The Mercedes' largest boot space in its class provides ample room to carry the range of equipment highway patrol officers are required to carry, he said.

“We’re always evaluating our vehicles to ensure they meet safety standards and match the dynamic work our police do every day,” said Supt Fitzpatrick.

“We look at a number of factors when selecting vehicles to join our fleets and the (Mercedes E400d) stood out as being fit-for-purpose and above all, safe,” said Supt Fitzpatrick.

Victoria Police said the Mercedes’ cabin allows for seamless integration of operational systems and police equipment “without compromising visibility of dashboard displays”.

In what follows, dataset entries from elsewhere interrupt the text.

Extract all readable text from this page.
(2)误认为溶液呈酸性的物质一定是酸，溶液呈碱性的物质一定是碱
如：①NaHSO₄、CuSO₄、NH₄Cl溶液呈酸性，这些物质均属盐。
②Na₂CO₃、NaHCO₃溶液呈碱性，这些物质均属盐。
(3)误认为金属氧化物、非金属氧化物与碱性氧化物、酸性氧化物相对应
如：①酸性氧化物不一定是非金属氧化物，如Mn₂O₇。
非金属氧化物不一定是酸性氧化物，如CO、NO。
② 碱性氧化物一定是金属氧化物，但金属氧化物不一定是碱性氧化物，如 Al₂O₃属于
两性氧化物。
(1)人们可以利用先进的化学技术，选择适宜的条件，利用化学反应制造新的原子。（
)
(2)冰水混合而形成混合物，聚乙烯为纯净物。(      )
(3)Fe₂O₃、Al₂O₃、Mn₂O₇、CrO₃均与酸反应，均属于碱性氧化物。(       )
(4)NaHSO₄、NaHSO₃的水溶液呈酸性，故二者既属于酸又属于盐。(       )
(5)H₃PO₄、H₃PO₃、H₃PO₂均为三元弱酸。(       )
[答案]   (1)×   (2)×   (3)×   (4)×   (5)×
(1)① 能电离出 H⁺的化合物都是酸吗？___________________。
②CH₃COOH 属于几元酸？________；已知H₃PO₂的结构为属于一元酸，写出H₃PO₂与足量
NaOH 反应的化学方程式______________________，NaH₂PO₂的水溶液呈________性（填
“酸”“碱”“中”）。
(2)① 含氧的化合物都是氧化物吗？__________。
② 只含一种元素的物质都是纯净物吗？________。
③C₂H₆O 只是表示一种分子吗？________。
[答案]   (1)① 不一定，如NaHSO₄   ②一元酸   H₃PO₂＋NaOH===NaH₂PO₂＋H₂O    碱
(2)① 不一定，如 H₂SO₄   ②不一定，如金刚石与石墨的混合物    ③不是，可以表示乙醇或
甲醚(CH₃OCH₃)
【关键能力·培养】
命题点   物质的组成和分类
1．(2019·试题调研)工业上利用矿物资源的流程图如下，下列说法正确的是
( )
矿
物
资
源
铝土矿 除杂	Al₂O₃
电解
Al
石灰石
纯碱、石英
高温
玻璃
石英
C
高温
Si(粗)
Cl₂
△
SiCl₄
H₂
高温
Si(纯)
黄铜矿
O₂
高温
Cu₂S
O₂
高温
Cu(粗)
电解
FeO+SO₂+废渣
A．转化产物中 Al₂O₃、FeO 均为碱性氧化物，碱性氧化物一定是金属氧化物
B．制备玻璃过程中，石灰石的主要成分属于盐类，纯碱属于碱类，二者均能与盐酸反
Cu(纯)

The Mercedes All-Terrain E400d joins a wide range of highway patrol cars across Australia.

Victoria Police already has large number of BMW 5 Series sedans (illustrated above), BMW X5 SUVs and Volkswagen Passats, the latter split between highway patrol and general duties. In the new year, Victoria Police will also add BMW 5 Series wagons to the highway patrol fleet.

Victoria Police use a mix of 132kW front-drive VW Passats for general duties work, and 206kW all-wheel-drive VW Passats (pictured above) for highway patrol work.

NSW Police continue to use a mix of BMW 5 Series turbo diesel sedans and Chrysler 300 SRT V8s, while Queensland, Western Australia and the Northern Territory are trialling the Kia Stinger turbo V6.

South Australian police have a mix of imported Holden Commodore V6 all-wheel-drive sedans and Kia Sorento SUVs for traffic duties, while the Australian Capital Territory has a mix of VW Passat sedans and wagons, as well as a number of BMWs.

Tasmanian police are trialing all-wheel-drive Subaru Liberty sedans due to the slippery roads.

There is also a number of special purpose vehicles on some fleets: Queensland has deployed a handful of Mercedes C43 AMG sedans for its “Fatal Five”, and a BMW M3 has been spotted in recent months with police lights in the ACT.

Covering both ends of the spectrum, Victoria Police also have a Tesla Model X electric car – the first jurisdiction in Australia to put a fully electric vehicle into service – and a BMW M5 high performance sedan.

However, although the BMW M5 is fully operational, it is only on a 12-month loan to Victoria Police and comes with distance restrictions.